Traduction par Mme H. Loreau, sous la direction de Paul Lorain.
Hachette (2p. 276-281).

CHAPITRE XXVI.

Poursuite.

Impassible comme il sied au rang qu’il occupe, l’hôtel Dedlock ne laisse rien transpirer des événements qui se passent entre ses murs ; les carrosses vont et viennent ; les laquais frappent aux portes ; on échange les visites officielles du monde ; d’anciennes enchanteresses au cou de squelette, aux joues de pêche de contrebande, beautés fascinatrices que l’on prendrait, à la clarté du jour, pour la fusion d’un spectre et d’une jeune femme, continuent d’éblouir le regard des hommes ; de magnifiques équipages, moelleusement suspendus, sortent des froides remises, ayant sur leurs siéges de duvet, où ils enfoncent, des cochers à perruques blondes, à jambes courtes, et par derrière d’élégants valets, portant la canne d’honneur et coiffés de chapeaux à trois cornes : c’est un spectacle à ravir les anges. Si l’hôtel Dedlock est toujours le même au dehors, rien à l’intérieur n’a troublé non plus son morne silence, quand la belle Volumnia, sujette au mal contagieux qui règne dans cette noble demeure, est saisie d’un tel accès d’ennui, qu’elle se décide à changer de place et se dirige vers la bibliothèque. Le coup léger qu’elle a frappé n’ayant pas reçu de réponse, elle entr’ouvre la porte, lance un regard dans la pièce et, n’y voyant personne, prend possession des lieux.

On prétend, dans l’ancienne ville de Bath, où l’herbe croît dans les rues, que la sémillante miss Dedlock est extrêmement curieuse ; d’où il résulte qu’elle profite de la circonstance pour jeter un coup d’œil à travers son lorgnon sur les papiers et les lettres de sir Leicester ; et que, sautillant comme un oiseau, de l’un à l’autre de ces documents, elle prend un léger aperçu des affaires du baronnet. Tout à coup elle trébuche contre un objet qu’elle rencontre, abaisse son lorgnon et voit son noble cousin gisant à ses pieds comme un chêne abattu.

La surprise donne au cri habituel de Volumnia des proportions considérables, et l’hôtel sort immédiatement de sa stupeur ; les sonnettes s’agitent, les valets montent et descendent l’escalier quatre à quatre ; on court chez les médecins, on appelle milady, on la cherche partout ; mais on ne la trouve nulle part ; on découvre bien sur la table de son boudoir la lettre qu’elle a écrite au baronnet ; mais sir Leicester a probablement reçu d’en haut la dernière missive qui doive lui être remise.

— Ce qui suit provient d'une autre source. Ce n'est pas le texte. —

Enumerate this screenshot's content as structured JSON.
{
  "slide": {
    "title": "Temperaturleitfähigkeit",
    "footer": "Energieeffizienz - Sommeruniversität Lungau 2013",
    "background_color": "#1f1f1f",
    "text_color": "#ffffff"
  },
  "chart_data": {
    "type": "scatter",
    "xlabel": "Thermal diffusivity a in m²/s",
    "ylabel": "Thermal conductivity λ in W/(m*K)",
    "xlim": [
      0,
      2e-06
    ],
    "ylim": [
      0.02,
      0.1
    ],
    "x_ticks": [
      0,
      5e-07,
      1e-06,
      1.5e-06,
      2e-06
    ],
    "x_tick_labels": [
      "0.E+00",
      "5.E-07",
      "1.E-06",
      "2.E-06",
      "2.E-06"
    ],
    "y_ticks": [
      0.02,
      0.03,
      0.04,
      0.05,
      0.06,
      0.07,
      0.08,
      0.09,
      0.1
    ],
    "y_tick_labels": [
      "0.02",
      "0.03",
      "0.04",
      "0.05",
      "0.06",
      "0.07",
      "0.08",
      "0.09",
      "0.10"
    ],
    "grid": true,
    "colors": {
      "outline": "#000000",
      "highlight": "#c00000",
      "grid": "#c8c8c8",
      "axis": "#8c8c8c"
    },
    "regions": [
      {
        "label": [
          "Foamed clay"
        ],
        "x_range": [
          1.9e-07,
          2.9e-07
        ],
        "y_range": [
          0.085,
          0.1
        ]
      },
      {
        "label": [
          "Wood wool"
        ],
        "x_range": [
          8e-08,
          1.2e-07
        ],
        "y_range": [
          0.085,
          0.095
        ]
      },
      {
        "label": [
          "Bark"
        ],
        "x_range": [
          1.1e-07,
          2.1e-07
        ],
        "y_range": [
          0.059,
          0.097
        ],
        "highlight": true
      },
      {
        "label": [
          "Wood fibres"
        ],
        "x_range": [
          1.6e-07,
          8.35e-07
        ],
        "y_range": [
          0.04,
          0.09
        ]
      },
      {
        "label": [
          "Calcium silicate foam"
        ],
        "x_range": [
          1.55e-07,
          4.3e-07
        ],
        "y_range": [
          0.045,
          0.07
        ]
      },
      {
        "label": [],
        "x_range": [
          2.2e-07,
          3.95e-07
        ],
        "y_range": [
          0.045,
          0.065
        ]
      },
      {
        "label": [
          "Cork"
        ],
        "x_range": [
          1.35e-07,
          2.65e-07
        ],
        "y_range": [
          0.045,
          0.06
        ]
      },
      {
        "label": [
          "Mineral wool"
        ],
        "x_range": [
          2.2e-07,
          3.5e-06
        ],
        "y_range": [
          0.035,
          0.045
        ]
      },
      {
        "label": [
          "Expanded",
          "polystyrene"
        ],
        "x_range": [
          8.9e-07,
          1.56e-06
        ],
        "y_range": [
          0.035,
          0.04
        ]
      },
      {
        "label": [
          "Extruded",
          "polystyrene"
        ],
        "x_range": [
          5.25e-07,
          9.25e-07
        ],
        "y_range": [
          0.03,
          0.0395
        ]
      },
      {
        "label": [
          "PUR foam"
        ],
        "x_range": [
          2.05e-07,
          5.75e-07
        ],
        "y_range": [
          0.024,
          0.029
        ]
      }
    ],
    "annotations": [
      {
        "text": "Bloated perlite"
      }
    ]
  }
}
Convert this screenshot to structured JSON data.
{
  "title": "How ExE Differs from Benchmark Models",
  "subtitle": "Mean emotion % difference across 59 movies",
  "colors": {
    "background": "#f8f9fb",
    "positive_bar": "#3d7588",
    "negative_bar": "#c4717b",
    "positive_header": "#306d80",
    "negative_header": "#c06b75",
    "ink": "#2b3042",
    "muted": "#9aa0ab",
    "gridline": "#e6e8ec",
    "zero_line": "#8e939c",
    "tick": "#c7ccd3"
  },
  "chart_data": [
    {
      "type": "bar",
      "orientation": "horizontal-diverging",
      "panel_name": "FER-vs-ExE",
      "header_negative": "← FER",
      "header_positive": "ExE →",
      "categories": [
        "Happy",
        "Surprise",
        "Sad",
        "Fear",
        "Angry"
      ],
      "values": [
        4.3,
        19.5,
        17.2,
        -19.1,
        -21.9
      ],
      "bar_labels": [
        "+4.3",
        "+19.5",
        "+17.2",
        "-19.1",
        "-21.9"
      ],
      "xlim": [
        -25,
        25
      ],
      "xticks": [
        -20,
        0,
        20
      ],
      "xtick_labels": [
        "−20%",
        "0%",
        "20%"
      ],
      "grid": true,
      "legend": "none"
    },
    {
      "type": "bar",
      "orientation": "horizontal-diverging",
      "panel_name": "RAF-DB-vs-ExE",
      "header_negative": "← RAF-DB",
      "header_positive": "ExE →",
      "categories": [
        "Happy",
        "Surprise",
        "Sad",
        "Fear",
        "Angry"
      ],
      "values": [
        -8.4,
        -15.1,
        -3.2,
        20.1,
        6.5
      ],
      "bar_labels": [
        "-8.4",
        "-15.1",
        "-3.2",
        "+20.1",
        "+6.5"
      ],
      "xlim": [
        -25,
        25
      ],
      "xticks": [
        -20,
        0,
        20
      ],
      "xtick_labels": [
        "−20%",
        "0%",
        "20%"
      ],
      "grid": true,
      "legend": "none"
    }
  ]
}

On le porte sur son lit ; on le frictionne, on l’évente ; les uns lui frappent dans les mains pendant que les autres lui mettent de la glace sur la tête ; on essaye de tous les moyens possibles pour le rappeler à la vie ; et le jour s’en va, la nuit est venue avant que ses yeux fixes aient eu conscience de la lumière qu’on fait passer devant lui. À la fin cependant un souffle bruyant s’échappe de ses lèvres, et bientôt il fait comprendre qu’il voit et qu’il entend.

Ce matin encore, c’était un beau gentleman à l’air digne, à la taille imposante ; légèrement empêché par la goutte, mais d’un port majestueux et d’un noble visage ; à présent c’est un vieillard à la face amaigrie, une ombre aux yeux caves. Sa voix était pleine et mélodieuse ; il avait depuis si longtemps la conviction de l’importance et du poids de ses paroles pour le genre humain tout entier, que chacune d’elles avait fini par résonner comme si elles avaient au fond signifié quelque chose ; et maintenant il bredouille tout bas des mots que personne ne peut saisir. À côté de lui est sa fidèle femme de charge ; c’est la première personne qu’il remarque, et il en témoigne un plaisir évident. Il essaye de parler, et ne pouvant se faire comprendre, il fait signe qu’on lui donne un crayon ; mistress Rouncewell a deviné sa pensée et lui apporte une ardoise.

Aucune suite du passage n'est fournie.